Figure 1.

The C Terminus of CSI1 Is Required for Microtubule Binding in Vitro and Colocalization with Microtubules in Vivo.

(A) Schematic diagram of the CSI1 full-length protein (CSI1 FL) and different truncations. Black bars represent predicted ARM repeats, and green boxes represent the C2 domain.

(B) C2 domain binds to microtubules in vitro. Equal amounts of His-tagged proteins were used in the presence (+) or absence (−) of taxol-stabilized microtubules (MTs). MAP2 was used as a positive control. BSA and empty tag were used as negative controls. For each microtubule binding experiment, representative gels from three technical replicates are shown. Upper panel shows purified proteins, and lower panel shows tubulin. S, supernatant; P, pellet.

(C) YFP-tagged CSI1 truncations are localized to different compartments in vivo. Arabidopsis seedlings expressing YFP-tagged CSI1 truncations were grown in the dark for 3 d before imaging. Single optical sections in epidermal cells ∼2 mm below the apical hook were imaged by confocal microscopy. Bars = 5 μm.

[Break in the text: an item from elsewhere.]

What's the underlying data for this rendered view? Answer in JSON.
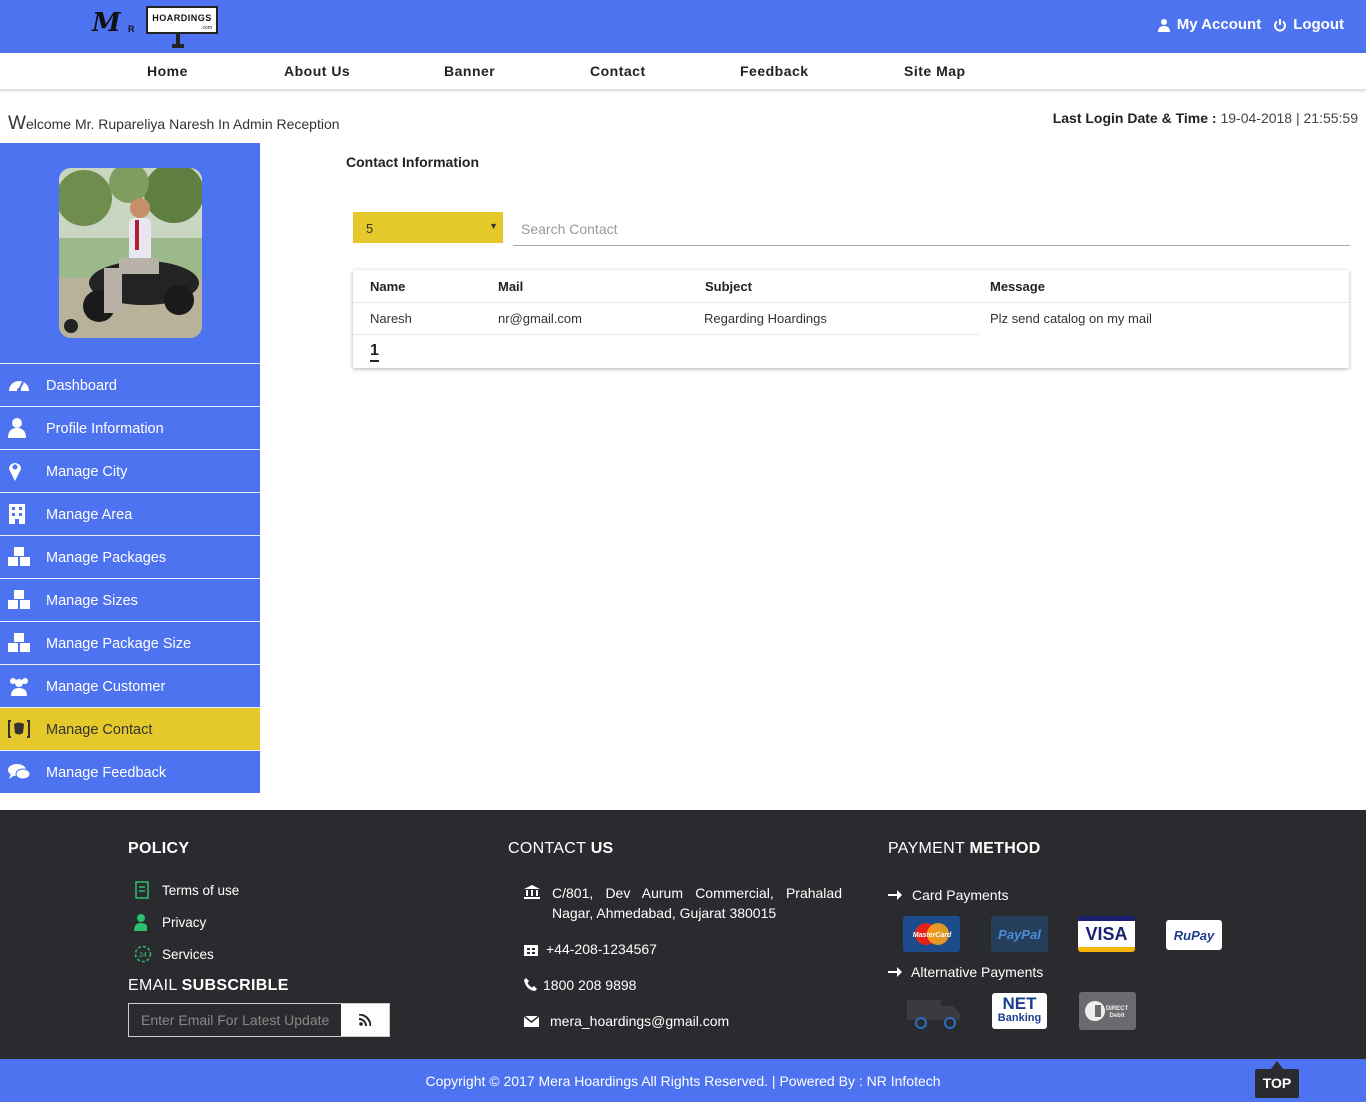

(D) YFP-CSI1^1738-2150 localizes at PM excluding underlying microtubules. Arabidopsis seedlings coexpressing YFP-CSI1^1738-2150 and CFP-TUA1 were imaged by confocal microscopy. Single optical sections, time average of 61 frames (2-min duration; 2-s interval), and merged images are shown. YFP-CSI1^1738-2150 lost its distinct localization after 5 h treatment with 20 μM oryzalin. Bars = 5 μm.

(E) YFP-CSI1^2012-2150 colocalizes with cortical microtubules. Single optical sections, time average of 61 frames (2-min duration; 2-s interval), and merged images of seedlings coexpressing YFP-CSI1^2012-2150 and mCherry-TUA5 are shown. YFP-CSI1^2012-2150 lost its distinct localization after 5 h of treatment with 20 μM oryzalin. Bars = 5 μm.